Relationships, Connections and Storytelling

Tammie Clarke, Dean, School of Health & Human Services, Teaching & Learning Centre


"Human conversation is the most ancient and easiest way to cultivate the conditions for change.... If we can sit together and talk about what's important to us, we begin to come alive" (Wheatley, 2008).

One of my favourite authors is Margaret Wheatley. Her work has taught me so much about the positive power of respectful relationships. I’ve never met Ms. Wheatly, but her values are evident in so many brilliant people I have had the privilege of knowing. They have all taught me that despite our individual identities, the careful nurturing of our network of relationships keeps us alive as humans and operating as a caring society. I have witnessed over and again that when we are surrounded by people, enveloped in meaningful interactions, our humanity flourishes (Wheatley, 2006). Never has this been more evident in our communities than over the past couple of weeks.

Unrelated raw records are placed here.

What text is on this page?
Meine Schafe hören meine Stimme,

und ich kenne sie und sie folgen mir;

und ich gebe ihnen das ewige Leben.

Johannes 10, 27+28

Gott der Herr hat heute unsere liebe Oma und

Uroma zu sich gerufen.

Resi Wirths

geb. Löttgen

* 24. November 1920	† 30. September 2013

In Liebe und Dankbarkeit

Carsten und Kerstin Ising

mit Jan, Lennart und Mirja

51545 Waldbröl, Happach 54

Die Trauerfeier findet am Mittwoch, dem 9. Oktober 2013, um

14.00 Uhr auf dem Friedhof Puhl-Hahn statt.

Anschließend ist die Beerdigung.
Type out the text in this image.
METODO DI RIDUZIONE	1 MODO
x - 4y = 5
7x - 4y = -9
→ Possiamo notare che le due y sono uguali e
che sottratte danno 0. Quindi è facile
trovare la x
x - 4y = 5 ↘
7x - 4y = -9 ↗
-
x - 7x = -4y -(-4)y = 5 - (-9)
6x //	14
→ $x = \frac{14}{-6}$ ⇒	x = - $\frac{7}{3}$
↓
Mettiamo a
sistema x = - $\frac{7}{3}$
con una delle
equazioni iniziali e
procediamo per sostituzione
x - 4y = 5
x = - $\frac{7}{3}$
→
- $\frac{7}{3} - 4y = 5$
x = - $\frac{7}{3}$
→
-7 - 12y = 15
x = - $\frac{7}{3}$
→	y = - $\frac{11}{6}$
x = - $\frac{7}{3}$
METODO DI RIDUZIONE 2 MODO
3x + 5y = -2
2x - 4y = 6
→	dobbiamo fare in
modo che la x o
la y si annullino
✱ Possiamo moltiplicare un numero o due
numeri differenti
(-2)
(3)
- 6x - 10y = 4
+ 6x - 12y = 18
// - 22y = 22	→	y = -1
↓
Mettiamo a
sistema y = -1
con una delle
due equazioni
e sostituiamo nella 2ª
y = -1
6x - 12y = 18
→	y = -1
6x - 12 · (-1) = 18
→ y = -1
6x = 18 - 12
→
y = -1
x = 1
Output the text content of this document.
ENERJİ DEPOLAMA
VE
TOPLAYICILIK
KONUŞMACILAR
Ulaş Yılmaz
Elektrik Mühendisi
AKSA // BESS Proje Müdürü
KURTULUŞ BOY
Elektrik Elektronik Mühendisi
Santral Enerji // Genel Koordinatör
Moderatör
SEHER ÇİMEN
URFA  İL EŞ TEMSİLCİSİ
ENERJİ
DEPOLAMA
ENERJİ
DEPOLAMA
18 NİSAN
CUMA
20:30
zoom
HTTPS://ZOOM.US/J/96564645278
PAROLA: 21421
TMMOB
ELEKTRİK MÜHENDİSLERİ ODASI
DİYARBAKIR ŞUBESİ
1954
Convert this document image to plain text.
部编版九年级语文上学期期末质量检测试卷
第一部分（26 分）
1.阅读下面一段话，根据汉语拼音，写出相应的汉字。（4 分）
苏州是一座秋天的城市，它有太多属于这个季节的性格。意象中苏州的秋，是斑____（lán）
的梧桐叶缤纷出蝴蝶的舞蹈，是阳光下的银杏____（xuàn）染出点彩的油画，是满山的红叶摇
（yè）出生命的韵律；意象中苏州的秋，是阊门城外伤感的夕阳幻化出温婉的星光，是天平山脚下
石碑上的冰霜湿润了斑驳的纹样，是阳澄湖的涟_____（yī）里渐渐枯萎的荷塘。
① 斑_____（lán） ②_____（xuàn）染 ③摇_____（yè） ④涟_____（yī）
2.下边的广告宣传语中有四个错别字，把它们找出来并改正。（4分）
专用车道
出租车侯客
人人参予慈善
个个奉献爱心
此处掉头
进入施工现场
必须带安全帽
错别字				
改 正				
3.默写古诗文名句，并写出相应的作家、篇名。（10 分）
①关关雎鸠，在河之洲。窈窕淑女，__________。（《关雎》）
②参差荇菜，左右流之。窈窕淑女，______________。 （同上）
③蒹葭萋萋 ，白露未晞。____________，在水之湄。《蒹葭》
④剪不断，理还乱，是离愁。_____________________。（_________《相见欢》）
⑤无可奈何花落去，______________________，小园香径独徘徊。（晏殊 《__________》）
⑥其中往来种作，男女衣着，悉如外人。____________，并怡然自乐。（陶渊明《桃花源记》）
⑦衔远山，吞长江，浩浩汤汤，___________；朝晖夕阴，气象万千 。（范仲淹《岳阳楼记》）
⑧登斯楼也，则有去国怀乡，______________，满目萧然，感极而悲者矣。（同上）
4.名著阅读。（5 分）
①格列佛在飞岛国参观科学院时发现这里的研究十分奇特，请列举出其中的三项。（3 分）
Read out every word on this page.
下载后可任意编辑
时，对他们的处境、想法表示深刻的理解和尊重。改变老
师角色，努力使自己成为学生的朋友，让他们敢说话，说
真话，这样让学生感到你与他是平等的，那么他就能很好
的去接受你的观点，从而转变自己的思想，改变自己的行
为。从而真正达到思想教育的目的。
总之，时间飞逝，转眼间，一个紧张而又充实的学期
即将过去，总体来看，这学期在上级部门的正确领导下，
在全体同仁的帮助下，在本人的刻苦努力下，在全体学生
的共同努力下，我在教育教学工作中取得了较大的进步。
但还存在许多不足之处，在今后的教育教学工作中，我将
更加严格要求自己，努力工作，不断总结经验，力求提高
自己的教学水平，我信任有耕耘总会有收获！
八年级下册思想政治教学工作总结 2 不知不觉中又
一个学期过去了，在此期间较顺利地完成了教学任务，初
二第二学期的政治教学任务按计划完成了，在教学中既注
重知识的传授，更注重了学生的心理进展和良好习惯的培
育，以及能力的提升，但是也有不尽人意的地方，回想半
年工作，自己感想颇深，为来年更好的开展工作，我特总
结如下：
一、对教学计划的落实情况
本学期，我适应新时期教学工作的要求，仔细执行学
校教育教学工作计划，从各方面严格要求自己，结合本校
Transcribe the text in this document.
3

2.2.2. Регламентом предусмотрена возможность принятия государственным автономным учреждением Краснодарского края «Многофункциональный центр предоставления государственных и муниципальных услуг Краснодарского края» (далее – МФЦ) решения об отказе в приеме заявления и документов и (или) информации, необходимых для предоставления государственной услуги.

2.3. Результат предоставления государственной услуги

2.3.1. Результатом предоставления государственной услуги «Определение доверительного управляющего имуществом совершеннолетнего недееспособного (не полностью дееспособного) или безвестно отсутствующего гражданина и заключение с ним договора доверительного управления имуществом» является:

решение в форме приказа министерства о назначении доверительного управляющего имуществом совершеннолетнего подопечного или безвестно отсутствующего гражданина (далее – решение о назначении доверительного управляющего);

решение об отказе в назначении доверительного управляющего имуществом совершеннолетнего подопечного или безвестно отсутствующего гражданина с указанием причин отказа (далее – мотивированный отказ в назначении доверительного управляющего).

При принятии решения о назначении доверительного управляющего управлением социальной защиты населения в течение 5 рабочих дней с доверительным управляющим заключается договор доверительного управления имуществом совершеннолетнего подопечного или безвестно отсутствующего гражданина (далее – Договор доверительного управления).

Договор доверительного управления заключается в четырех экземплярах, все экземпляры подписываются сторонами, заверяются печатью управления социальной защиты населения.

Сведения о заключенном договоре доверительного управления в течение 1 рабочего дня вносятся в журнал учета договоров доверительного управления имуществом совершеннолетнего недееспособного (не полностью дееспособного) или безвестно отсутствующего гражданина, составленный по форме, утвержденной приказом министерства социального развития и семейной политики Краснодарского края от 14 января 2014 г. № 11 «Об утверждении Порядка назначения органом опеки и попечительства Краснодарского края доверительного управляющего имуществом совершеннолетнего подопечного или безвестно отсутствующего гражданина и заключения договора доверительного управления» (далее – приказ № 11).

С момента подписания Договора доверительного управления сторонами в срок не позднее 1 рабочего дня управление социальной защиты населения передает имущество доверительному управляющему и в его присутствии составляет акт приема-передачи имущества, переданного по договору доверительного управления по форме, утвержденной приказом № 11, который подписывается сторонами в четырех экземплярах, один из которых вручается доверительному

Finding Common Ground through Sharing Stories

With the recent cold spell that has blanked the West Kootenay, the need to assist those who are unhoused has been elevated. In record time, the people in our communities have come together to support those who can be vulnerable. Recently, I had the good fortune of spending a few days at a local warming shelter. I knew my medical background would be helpful, but really, I was volunteering so I could connect.

Over my time at the shelter, I got to meet many new people and even reconnect with some who I hadn’t seen in a while. Everyone had a story to tell and I was thrilled to hear them. We shared our knowledge of music, astronomy, family, pets, past lives, pain and joy. Each narrative became a pathway to empathy, helping me see beyond the circumstances of the moment and into the lives of individuals with unique and, at times, similar journeys.

During our conversations, people were able to express their truths, define themselves and declare their agency, and yet, what kept emerging was this remarkable feeling of common ground. We’ve all faced challenges that, when shared, can resonate with others. Through storytelling, I believe we all discovered shared struggles, triumphs and dreams, creating a connection that transcended our individuality.

Leadership Voices: Tammie Clarke

What added to this amazing experience was witnessing Selkirk College employees and students, past and present, also volunteering their time. It was so clear that the values of community, respect and inclusion were ever present. It’s heartwarming to think that their time at Selkirk College contributed to shaping their belief that connections, through shared experiences, can have a positive impact on who we are and how we engage with others.

I strongly believe the individuals in our relationships contribute to the richness of our collective story. By embracing the power of storytelling, I continue to forge connections, weaving a narrative of empathy, understanding and shared humanity. Through the exchange of stories, I have had the fortune to build bridges, break down barriers and collectively witness communities where everyone's story is acknowledged, respected and valued. I am grateful for it all!


Wheatley, M.J., (2006). Leadership and the new science: Discovering order in a chaotic world (3rd ed.). San Francisco: Berrett-Koehler. 

Wheatley, M.J., (2008). Turning to one another: Simple conversations to restore hope to the future (M. Wheatley, Narr) [Audiobook]. Gildan Media, LLC.